Los sectores críticos
- En La Poma se pidió encauzar el río Potreros, que lleva tres años sin intervenciones y cuyos desbordes amenazan tierras productivas.
- En Urundel se alertó por cárcavas activas próximas a zonas habitadas, mientras que en Vaqueros se reclamaron tareas de canalización y mayor control sobre la extracción de áridos.
En los Valles Calchaquíes.
- En San Carlos se advirtió sobre la acumulación de sedimentos en el dique La Dársena y la necesidad de despejar quebradas sobre la Ruta Nacional 40.
- En Cachi se solicitaron defensas sobre el río Calchaquí y en Molinos se remarcó una situación especialmente vulnerable: el casco urbano se encuentra aproximadamente un metro por debajo del nivel del cauce.
Área metropolitana y este provincial.
- En General Güemes se señaló el desvío de brazos del río Mojotoro en Sauzalito, que ya provocó anegamientos sobre la Ruta Nacional 34.
- También se advirtió por el vertido de escombros en el río Arenales, a la altura de Villa Lavalle.
- En Anta, los pedidos apuntaron a defensas sobre los ríos Dorado y Del Valle por el riesgo de afectar la Ruta Nacional 16.
- Otros sectores bajo análisis son La Silleta, Quebrada del Toro y Rosario de Lerma.

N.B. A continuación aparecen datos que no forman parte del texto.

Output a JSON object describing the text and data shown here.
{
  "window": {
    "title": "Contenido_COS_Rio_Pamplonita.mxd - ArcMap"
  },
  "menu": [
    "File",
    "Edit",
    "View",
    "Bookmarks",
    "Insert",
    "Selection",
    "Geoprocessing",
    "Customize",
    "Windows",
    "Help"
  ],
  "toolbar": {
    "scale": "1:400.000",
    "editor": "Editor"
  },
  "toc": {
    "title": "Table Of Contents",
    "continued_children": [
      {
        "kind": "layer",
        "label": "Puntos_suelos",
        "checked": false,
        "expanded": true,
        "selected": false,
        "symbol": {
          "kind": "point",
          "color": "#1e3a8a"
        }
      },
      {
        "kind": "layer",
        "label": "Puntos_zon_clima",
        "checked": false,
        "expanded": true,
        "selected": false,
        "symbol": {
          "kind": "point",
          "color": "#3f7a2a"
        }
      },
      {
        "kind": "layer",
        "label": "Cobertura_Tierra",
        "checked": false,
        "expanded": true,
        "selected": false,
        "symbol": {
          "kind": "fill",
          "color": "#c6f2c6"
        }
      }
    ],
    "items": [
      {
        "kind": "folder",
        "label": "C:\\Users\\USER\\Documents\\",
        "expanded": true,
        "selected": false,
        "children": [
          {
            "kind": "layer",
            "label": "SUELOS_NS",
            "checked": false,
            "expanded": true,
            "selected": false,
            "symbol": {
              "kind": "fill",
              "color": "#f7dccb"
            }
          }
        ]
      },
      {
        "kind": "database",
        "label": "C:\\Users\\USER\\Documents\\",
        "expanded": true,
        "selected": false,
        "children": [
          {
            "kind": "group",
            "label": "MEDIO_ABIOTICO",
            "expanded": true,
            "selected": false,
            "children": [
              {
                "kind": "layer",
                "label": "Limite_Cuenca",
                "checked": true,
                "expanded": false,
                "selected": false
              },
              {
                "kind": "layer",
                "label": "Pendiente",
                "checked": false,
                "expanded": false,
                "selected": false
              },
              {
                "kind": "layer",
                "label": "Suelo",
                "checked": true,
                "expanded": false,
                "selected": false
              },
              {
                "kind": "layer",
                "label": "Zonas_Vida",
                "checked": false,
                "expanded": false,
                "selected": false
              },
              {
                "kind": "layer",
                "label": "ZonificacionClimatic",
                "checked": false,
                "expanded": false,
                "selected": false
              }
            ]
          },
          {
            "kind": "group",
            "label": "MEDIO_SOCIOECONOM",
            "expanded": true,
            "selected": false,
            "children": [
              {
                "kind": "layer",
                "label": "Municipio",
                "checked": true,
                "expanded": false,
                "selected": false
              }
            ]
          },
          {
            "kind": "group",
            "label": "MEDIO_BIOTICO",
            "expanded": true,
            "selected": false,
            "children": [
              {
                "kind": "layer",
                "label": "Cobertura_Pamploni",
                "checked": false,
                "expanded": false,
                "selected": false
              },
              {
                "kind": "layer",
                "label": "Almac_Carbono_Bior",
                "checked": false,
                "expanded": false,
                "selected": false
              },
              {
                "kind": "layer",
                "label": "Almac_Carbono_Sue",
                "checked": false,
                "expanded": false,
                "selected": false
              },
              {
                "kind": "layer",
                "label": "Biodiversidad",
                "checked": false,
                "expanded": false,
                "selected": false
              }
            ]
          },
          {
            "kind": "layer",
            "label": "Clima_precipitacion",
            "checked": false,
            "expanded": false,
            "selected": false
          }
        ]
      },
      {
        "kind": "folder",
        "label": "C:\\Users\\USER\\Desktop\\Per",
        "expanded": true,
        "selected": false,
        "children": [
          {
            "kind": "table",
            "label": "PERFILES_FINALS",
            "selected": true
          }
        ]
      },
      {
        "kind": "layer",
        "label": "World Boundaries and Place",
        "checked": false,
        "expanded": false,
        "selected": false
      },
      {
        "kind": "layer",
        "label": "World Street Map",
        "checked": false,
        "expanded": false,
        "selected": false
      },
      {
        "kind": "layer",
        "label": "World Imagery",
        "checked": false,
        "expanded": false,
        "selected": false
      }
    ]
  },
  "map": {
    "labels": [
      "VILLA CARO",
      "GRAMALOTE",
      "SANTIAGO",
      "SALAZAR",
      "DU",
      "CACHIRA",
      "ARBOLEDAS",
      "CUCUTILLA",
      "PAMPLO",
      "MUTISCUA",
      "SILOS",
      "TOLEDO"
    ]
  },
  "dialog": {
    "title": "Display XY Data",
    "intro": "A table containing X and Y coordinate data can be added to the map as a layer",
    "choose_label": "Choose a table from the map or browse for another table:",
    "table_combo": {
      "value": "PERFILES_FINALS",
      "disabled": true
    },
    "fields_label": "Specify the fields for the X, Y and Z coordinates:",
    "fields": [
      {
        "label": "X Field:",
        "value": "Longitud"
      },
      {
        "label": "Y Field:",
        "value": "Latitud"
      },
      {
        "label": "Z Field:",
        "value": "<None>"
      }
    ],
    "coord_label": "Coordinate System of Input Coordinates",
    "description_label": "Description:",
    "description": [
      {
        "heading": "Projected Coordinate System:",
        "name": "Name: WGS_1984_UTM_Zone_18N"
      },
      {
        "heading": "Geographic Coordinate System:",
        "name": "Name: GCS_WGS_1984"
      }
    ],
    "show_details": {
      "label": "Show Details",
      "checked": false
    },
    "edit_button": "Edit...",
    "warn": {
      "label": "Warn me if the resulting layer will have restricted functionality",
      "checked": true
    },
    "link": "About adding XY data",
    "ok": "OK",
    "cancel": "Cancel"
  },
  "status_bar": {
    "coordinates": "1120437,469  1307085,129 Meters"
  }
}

Allí se mencionaron trabajos paralizados en el arroyo Los Nogales, la necesidad de defensas contra aludes en parajes cercanos a la Ruta Nacional 51 y tareas de mantenimiento en canales y arroyos que pueden impactar sobre la Ruta Nacional 68.
Como se dividirá el trabajo
El esquema preventivo se divide entre los municipios y la Provincia. Los gobiernos locales deben encargarse de la limpieza y desmalezado de canales pluviales urbanos, mientras que Recursos Hídricos concentra maquinaria en obras de mayor escala, como encauzamientos, defensas de márgenes y despeje de ríos y arroyos.
Se remarcó que la geografía salteña, con cuencas de montaña y escurrimientos rápidos hacia zonas bajas, obliga a reforzar la prevención antes de episodios de lluvias intensas.